I spent Monday night at LRUG, watching three interesting talks and enjoying a few beers afterwards.

I didn’t sleep well on Monday or Tuesday nights, but with a combination of a nap and excitement, I made it up to Islington to see Derya Yıldırım and Grup Şimşek at the Assembly Hall for their style of Anatolian folk/psychedelic rock.

There were a lot of Turkish fans in the audience, as was obvious as soon as she said “çok mutluyuz …” (we’re very happy) and the hall erupted in a roar of approval.

Musicians on stage playing, respectively, guitar, saz, and keyboards. There's a drummer behind.

Grup Şimşek

It was a great gig – beautiful singing, excellent musicianship, and captivating grooves – and I enjoyed it despite my fatigue; in fact, I almost completely forgot that I was tired until I got home.

The most musically impressive moment was when the guitarist put down his guitar halfway through the song, picked up a cold flute, and launched straight into a solo.

It surprises me when I encounter a system that doesn’t use Unicode these days, but event ticketing is obviously one place that hasn’t yet fully accepted the Good News. The whole process was full of different encoding errors, culminating in paper tickets with “DERYA Y€LD€R€M” on them. I’m also not a fan of the brinksmanship of sending tickets by post a few days before the gig, especially in a time of postal strikes, but it worked out OK.

I didn’t sleep well on Wednesday night either, and I spent Thursday in a state of extreme torpor. I tried to make a cup of coffee but struggled to carry out the operations required in the correct order, because I was exhausted, because I hadn’t slept properly since at least the weekend, which was … why I needed that cup of coffee.

I finally got a proper night of sleep on Thursday night. I have felt a lot better since then.
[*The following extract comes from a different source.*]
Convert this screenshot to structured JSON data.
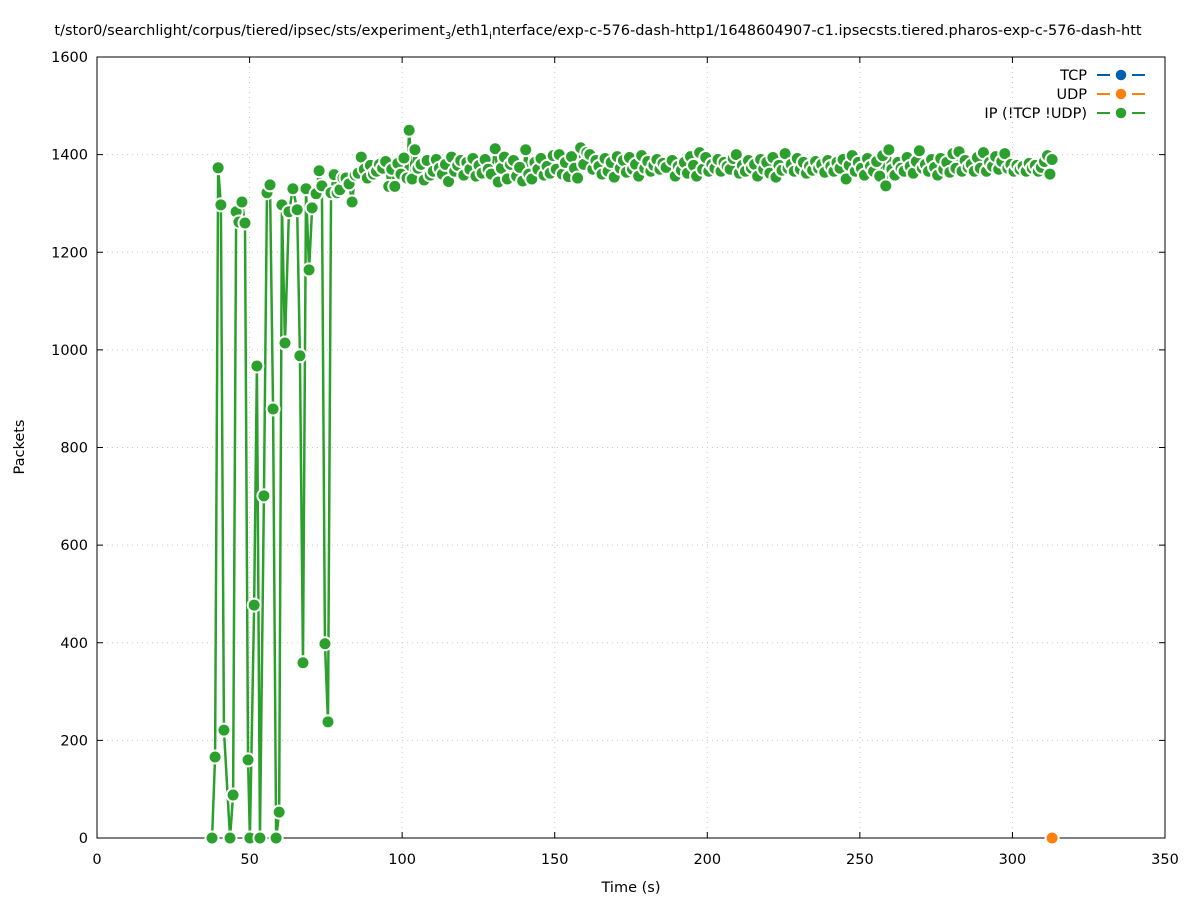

I recorded a track for Disquiet Junto 0568: Create a piece of music that begins with the hallmarks of a nightmare and then gradually transforms into a more positive piece through the use of piano chord C6/9.

I had a concept in my head that I wanted a load of dissonant sounds to resolve gradually and almost imperceptibly into a relaxing sound over a few minutes, and that that was something that needed automation, so I fired up Sonic Pi. And that didn’t work any more, because I had updated Ubuntu since last time I used it, so I recompiled it, and that didn’t work because it had more dependencies now, but after reading a few GitHub issues I finally got that to work, and then I was able to try and implement it!

It plays random notes from the chord at various octaves for approximately three minutes. At first, the notes are randomly shifted by up to three semitones, making them wildly dissonant. Over a minute, that shift is scaled down to zero. Over slightly longer periods, the cutoff frequency is gradually reduced, making the tone mellower, and the interval between notes increased. Here’s the source code.

It’s amazing how little temperature tells you about comfort. It was 18.5 C in our living room the other day. I was shivering in three layers and thinking about putting on a hat. In summer I’d be happy in shorts at that temperature.